La letteratura, insomma, è una forma della biologia, capace di condurre astrazione e concretezza dentro la cornice di un “sur/realismo” da intendersi non come metafisica, vaghezza delle forme, ma accellerazione dei risvolti contradditori del reale.

Dopo il clima bruciante dell’ultimo libro di Fontanella, “L’adolescenza e la notte” – del resto ancora dittico, tematicamente sdoppiato – questa morte rosa si concentra ancora intorno al tema dell’ir/realtà – essere e non essere –: “Il mare, l’amore, la morte…Il libro, la vita, la piccola farfalla che va…Esserci per una volta, e dunque per sempre, iscritti per sempre nel tutto…”, così Maurizio Cucchi nella nota introduttiva.

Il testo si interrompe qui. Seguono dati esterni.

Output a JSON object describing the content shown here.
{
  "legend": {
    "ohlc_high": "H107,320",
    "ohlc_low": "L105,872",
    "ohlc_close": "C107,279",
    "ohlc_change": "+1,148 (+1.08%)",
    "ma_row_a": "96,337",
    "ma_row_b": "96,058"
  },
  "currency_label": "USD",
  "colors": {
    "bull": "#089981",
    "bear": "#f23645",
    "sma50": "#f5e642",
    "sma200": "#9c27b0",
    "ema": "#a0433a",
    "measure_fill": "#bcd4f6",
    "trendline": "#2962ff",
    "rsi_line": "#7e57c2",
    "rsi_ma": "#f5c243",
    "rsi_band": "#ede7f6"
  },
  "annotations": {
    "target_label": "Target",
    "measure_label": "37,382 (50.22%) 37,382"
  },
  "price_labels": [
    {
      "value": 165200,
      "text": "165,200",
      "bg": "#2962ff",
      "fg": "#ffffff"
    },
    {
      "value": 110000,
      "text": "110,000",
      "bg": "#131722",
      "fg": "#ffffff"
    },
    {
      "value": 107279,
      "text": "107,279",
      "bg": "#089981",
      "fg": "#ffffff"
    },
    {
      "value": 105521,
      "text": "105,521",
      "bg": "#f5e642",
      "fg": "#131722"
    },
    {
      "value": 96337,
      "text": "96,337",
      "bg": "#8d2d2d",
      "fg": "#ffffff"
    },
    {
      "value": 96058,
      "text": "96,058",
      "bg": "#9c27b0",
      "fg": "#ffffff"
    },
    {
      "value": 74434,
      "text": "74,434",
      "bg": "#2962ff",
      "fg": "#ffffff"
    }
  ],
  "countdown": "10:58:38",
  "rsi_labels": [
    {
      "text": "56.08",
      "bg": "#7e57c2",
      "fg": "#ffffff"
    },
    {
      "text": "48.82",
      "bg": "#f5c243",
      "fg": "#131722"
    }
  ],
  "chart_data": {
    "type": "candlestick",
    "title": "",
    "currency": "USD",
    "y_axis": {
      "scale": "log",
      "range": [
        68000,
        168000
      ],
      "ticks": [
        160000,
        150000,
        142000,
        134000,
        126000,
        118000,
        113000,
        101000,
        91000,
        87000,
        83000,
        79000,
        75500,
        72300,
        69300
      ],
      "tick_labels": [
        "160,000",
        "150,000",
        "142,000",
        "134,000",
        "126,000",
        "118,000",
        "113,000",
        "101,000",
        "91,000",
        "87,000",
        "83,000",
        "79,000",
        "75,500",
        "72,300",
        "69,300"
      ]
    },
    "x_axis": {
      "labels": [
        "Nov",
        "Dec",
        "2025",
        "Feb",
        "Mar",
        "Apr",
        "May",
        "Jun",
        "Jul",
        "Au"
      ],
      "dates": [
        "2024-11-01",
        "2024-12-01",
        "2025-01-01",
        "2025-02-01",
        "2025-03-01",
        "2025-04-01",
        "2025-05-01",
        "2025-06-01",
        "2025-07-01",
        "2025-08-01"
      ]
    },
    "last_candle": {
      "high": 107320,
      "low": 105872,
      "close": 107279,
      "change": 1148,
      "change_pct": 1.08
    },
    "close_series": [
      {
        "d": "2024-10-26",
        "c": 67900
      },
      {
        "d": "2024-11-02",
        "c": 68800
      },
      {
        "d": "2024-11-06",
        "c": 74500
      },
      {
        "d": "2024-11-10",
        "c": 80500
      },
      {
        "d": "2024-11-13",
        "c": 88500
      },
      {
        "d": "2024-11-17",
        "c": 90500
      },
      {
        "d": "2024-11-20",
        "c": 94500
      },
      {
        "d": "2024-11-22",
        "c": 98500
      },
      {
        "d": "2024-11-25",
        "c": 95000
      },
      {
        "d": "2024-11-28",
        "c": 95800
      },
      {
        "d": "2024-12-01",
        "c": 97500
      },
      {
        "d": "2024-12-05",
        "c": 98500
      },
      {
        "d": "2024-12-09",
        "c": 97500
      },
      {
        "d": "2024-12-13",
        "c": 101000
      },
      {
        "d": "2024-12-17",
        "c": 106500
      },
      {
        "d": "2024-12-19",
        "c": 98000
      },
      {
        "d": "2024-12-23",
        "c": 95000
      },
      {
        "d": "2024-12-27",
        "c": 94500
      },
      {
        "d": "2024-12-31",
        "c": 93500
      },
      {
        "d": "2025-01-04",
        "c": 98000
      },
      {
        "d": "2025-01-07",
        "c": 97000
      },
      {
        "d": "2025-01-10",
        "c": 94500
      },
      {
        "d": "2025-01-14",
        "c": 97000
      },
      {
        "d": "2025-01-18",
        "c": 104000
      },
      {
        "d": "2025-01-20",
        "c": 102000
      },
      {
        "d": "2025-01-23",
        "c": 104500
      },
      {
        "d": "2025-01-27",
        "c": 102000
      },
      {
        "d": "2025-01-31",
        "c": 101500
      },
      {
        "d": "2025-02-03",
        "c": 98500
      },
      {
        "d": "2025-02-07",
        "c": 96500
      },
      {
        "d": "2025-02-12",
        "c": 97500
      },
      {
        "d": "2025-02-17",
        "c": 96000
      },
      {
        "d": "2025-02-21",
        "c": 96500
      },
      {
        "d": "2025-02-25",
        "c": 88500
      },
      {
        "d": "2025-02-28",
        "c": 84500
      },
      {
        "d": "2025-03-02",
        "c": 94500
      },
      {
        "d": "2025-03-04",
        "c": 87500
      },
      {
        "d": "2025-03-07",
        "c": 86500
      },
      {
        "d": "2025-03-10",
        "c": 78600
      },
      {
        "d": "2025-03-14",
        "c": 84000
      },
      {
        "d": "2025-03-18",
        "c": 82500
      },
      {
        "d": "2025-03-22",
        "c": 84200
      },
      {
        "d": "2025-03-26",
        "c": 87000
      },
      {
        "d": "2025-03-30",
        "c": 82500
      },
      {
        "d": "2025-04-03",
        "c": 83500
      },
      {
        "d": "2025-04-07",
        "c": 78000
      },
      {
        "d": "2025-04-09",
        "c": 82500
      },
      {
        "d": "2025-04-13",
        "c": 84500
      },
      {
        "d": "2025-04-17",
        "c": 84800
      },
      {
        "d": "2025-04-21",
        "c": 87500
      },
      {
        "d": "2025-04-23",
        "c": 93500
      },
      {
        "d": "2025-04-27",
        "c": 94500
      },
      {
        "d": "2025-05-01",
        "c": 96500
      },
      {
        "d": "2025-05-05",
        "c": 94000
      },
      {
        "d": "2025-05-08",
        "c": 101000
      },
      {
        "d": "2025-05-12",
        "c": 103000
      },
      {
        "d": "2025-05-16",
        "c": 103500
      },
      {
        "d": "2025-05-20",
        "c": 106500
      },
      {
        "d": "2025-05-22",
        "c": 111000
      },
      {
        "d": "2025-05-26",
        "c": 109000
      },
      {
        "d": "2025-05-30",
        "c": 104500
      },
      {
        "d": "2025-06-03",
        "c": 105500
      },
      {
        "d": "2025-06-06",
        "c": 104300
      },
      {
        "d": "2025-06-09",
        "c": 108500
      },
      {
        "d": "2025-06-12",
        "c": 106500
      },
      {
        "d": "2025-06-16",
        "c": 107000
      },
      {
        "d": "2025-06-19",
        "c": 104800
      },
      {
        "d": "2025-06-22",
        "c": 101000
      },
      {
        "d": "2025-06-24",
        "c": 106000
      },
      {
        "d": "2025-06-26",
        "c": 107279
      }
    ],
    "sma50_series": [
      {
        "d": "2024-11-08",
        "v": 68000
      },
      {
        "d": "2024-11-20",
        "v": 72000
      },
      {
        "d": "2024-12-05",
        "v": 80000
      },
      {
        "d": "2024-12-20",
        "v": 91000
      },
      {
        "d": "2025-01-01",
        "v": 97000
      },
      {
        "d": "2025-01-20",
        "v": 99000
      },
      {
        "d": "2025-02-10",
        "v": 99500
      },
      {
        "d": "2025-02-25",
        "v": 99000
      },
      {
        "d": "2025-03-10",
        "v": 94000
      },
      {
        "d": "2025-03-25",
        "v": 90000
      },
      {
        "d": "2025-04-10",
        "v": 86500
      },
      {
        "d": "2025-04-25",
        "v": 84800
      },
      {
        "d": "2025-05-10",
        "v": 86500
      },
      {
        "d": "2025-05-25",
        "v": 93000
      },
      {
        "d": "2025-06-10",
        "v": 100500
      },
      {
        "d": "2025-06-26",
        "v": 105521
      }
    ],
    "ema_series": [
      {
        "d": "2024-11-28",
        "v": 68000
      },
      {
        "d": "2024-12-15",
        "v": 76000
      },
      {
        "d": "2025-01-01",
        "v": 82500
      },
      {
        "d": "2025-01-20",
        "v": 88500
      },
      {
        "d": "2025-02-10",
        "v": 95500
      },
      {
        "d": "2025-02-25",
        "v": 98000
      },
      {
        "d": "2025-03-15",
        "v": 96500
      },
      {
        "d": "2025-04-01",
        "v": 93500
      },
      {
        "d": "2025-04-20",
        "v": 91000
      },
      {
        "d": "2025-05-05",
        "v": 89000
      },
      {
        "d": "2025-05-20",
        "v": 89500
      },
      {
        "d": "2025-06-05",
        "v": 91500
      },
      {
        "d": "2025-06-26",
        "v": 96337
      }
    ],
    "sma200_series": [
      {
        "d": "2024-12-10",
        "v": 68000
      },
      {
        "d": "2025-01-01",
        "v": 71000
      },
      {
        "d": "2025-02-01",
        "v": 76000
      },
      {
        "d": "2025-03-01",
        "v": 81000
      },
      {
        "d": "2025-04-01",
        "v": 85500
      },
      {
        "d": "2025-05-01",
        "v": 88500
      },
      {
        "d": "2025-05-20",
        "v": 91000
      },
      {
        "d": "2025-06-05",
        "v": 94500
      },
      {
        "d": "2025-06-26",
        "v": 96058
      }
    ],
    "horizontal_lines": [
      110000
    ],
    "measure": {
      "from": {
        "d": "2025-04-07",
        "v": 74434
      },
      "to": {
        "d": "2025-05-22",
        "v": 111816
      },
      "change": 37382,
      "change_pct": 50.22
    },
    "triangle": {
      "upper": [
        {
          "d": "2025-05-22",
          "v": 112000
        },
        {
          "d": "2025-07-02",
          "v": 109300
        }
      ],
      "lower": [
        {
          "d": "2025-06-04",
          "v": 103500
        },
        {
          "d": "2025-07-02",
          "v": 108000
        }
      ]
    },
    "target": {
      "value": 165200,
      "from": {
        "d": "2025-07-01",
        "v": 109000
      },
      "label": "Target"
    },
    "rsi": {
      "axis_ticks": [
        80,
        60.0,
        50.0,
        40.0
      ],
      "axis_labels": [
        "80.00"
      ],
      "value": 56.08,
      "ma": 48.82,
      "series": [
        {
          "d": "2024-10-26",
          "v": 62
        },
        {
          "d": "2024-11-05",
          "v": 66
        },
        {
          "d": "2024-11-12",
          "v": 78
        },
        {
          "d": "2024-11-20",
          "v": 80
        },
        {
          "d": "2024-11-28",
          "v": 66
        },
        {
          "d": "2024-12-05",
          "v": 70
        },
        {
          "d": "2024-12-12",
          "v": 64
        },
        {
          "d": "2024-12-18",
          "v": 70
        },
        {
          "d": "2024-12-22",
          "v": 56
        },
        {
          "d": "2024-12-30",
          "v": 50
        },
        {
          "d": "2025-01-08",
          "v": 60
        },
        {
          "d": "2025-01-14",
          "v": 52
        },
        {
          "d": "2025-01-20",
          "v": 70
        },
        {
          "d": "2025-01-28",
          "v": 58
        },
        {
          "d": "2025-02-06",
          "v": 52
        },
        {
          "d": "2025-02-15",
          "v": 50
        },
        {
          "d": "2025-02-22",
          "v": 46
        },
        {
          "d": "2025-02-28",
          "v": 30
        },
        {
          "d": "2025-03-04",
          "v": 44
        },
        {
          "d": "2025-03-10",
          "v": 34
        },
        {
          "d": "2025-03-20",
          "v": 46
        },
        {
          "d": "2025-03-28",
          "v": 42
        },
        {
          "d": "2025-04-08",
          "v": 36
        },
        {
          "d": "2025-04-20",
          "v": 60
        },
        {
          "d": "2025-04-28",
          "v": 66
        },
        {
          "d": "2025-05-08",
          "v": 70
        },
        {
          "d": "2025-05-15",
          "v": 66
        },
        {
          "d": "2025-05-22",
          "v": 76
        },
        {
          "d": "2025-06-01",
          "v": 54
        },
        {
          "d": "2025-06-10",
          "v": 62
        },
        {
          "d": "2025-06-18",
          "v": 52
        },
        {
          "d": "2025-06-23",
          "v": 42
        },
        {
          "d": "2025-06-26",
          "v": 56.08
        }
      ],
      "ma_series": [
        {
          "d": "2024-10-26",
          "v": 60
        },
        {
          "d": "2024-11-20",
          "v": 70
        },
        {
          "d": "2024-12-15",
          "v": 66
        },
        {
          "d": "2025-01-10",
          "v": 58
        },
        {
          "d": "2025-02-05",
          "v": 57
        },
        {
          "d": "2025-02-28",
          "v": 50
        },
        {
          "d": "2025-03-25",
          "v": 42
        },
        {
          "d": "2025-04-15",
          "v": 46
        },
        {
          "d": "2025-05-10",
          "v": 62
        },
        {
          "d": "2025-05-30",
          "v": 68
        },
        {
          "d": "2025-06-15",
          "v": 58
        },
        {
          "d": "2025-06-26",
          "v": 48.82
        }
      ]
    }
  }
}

Si tratta di una scrittura raffinata che sintetizza le ricorrenze di Fontanella a partire da un onnipresente azzurro declinato nella presenza del mare e del cielo, ma essenzialmente in funzione di una resa psicologica:

Tu cerchi un oriente incontaminato
viaggiando su ali di ciglia,
ritmo azzurro
che lascia una scia spumosa!
Passeggeri si raccontano
le loro case, perdite e guadagni,
come fossero già disegni,
sinopie offerte in dono.

p.9

Si legge, dunque, fin dal primo testo, l’ossessivo tema della viandanza connesso al desiderio del bloccare sulla pagina, ma anche sulla superficie delle cose inanimate, la materia umorale della vita, il pathos della scrittura:

Mia l’illusione di una piccola
avventura con bambole,
bambole che aprono e chiudono gli occhi
automaticamente.

p. 10
…Tutto
in un limite reale
o in un’illusione.

p. 15

Questi ultimi versi introducono il testo più conturbante della raccolta, in cui l’ossessione dello sdoppiamento raggiunge il suo culmine, finendo per coincidere con lo specchiamento, argomento che probabilmente fonda il surrealismo a partire da Mémoire di Rimbaud.

Una volta ho incontrato il mio gemello.
Fra due traiettorie, adesso
si consuma il tuo andare:
foglia smarrita nella sua caduta
già morta. Abbiamo fratelli
da ripudiare o riedificare
qualcosa nascosto in un libro
o in un angolo della casa
dove, bambino, andavo a nascondermi.